Nowa struktura sprzyja ekspansji
Z początkiem czerwca Skoda Group przeprowadziła reorganizację swojej struktury. Jej uproszczenie i usprawnienie procesów biznesowych ma przybliżyć firmę do klientów i ułatwić zdobywanie nowych rynków. Grupę podzielono na cztery jednostki geograficzne i cztery linie produktów. Dwie z nich – Autobusy oraz Części Zamienne – są nowością w strukturze. Zarządzający każdym z regionów będą odpowiedzialni za cały cykl projektowy (od wstępnych konsultacji i składania oferty w przetargu aż po dostawę pojazdów i usługi posprzedażowe) oraz za wyniki ekonomiczne. Zwiększyć ma się rola badań i rozwoju. Kwestie finansowe, prawne, zasobów ludzkich, komunikacji, strategii oraz Biura Sprzedażowo-Projektowego będą natomiast zarządzane centralnie.

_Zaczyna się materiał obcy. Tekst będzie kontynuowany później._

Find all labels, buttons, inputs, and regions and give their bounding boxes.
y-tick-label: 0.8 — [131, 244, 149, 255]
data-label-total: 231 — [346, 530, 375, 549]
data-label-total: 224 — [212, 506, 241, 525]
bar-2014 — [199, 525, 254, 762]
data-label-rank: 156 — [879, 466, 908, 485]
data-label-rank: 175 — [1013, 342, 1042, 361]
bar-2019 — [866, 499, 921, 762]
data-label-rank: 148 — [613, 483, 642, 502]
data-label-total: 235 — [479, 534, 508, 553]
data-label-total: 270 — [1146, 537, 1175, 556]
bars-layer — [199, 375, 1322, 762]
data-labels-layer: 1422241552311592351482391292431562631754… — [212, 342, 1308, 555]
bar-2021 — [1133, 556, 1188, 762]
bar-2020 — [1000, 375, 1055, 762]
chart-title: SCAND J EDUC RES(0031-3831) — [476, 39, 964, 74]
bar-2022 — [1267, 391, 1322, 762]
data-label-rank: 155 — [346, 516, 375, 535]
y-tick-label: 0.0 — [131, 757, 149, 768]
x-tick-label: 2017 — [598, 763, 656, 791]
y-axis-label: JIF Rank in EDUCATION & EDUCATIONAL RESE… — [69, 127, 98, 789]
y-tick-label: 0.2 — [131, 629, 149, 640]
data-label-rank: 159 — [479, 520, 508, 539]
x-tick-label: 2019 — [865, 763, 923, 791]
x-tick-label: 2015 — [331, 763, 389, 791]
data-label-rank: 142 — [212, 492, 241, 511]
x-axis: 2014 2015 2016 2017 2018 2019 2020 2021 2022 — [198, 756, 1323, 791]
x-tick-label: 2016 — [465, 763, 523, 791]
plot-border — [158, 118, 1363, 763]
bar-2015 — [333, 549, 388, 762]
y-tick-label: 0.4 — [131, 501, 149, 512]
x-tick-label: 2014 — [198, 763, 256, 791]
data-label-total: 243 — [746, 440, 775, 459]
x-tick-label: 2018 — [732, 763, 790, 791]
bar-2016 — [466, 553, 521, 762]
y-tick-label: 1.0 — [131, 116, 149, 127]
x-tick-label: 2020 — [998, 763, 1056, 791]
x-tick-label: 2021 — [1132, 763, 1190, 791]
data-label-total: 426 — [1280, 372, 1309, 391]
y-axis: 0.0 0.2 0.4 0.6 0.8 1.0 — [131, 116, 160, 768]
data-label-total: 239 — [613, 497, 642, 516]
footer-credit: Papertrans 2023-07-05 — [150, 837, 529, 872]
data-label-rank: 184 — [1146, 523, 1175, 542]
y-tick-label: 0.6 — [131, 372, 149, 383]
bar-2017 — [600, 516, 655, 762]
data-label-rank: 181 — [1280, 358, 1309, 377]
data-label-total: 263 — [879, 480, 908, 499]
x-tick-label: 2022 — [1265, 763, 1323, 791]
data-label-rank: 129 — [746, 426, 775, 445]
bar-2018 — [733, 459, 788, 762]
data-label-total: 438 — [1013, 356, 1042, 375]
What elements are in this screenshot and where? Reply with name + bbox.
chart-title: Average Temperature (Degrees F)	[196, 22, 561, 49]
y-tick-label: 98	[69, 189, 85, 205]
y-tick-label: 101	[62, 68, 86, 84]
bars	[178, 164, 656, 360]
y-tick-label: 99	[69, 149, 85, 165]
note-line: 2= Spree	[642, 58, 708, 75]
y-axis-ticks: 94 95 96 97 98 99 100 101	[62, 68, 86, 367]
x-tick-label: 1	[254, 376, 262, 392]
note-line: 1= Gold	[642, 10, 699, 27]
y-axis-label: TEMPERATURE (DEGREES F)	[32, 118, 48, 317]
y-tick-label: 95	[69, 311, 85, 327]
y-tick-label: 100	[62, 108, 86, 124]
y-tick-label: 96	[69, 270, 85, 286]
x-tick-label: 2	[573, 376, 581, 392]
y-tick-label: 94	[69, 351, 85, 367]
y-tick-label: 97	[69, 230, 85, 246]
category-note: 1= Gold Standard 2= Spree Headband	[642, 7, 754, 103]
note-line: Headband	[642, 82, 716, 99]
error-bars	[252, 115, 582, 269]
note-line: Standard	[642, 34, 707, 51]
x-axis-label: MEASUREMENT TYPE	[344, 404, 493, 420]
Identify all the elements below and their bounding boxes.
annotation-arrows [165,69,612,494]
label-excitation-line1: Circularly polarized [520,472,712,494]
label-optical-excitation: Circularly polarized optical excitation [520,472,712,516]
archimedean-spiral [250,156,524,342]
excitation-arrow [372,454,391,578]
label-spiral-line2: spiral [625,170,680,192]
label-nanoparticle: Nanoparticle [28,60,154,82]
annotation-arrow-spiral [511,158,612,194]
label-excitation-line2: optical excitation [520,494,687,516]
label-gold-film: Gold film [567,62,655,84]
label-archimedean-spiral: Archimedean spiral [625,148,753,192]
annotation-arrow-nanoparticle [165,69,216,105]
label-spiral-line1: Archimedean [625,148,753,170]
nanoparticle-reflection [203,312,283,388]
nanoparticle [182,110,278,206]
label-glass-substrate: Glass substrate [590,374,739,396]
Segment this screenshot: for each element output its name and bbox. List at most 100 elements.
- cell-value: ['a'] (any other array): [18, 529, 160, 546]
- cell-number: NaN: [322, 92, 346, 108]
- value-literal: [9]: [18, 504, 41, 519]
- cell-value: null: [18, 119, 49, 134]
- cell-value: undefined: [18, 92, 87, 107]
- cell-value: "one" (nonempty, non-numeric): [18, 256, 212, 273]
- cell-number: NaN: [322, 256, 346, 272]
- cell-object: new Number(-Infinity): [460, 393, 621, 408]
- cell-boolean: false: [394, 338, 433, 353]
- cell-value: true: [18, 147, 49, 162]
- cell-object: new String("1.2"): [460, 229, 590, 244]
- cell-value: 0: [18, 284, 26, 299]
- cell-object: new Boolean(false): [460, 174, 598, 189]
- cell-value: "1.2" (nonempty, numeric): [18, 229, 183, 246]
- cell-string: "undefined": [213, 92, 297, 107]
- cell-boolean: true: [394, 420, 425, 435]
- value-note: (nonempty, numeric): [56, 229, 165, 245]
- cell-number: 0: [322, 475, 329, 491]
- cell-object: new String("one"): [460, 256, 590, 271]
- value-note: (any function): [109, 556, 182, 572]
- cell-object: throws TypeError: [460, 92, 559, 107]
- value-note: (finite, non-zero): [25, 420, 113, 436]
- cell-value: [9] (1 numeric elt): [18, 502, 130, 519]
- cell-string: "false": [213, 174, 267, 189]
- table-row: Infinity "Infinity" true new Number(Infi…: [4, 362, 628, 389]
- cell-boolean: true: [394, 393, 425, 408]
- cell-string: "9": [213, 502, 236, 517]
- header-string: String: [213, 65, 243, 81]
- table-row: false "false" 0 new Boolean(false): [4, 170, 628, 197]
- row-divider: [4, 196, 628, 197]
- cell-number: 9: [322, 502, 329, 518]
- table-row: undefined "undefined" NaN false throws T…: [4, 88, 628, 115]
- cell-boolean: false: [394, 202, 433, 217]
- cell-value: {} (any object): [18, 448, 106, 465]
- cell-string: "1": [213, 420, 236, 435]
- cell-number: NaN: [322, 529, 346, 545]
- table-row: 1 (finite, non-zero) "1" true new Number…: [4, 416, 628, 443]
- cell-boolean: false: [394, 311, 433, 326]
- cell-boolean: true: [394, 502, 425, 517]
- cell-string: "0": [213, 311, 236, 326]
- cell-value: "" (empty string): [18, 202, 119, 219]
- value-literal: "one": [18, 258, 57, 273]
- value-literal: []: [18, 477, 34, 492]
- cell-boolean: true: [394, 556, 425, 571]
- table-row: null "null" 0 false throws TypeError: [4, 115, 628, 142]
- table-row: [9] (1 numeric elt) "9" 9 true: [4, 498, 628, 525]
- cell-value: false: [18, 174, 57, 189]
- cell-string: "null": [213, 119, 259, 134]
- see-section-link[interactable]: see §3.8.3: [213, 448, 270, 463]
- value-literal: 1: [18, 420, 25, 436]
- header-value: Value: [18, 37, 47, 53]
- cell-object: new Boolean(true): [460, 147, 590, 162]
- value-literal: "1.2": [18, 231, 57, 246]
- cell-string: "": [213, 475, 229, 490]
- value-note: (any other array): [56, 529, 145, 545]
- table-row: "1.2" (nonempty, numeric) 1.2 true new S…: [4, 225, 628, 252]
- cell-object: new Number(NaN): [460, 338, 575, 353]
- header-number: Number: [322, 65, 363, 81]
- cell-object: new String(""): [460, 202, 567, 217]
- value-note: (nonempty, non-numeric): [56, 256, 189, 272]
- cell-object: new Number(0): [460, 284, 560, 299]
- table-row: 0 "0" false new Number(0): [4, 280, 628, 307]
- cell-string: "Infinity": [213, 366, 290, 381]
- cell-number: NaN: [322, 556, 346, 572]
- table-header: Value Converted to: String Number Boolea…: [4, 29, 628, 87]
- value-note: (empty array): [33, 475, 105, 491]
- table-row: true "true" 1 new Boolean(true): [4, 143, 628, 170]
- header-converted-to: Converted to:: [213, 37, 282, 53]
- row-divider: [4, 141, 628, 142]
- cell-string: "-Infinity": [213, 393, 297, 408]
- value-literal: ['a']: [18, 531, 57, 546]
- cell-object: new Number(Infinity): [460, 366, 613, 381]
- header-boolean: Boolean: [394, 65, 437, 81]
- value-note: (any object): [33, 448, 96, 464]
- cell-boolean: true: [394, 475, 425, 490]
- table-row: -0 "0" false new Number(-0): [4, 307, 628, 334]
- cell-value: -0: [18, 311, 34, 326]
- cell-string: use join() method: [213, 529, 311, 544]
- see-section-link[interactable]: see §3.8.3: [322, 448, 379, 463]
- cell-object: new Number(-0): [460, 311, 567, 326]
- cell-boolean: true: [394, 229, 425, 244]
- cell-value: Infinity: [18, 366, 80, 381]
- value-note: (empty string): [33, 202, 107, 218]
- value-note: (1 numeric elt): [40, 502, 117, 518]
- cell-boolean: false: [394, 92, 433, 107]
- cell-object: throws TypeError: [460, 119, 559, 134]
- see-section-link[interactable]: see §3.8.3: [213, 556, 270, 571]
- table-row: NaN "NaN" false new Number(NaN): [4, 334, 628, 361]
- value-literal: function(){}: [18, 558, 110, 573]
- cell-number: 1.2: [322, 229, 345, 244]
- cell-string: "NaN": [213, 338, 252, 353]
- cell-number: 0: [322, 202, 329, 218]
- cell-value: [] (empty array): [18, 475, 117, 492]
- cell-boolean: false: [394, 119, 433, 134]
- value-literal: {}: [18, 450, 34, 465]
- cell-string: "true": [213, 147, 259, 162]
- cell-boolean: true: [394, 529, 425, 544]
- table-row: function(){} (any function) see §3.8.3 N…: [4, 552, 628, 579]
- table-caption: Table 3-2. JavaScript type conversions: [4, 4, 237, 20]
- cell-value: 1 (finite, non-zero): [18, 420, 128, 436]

Skoda Group jest producentem tramwajów niskopodłogowych, lokomotyw elektrycznych, elektrycznych zespołów trakcyjnych, składów metra (pierwszym kontraktem na pojazdy kolei podziemnej jest
realizowane właśnie zamówienie dla Warszawy), autobusów elektrycznych oraz trolejbusów. Dostarcza też systemy sterowania i napędu dla pojazdów transportu zbiorowego. W tym roku w ofercie grupy mają pojawić się nowe rodzaje produktów.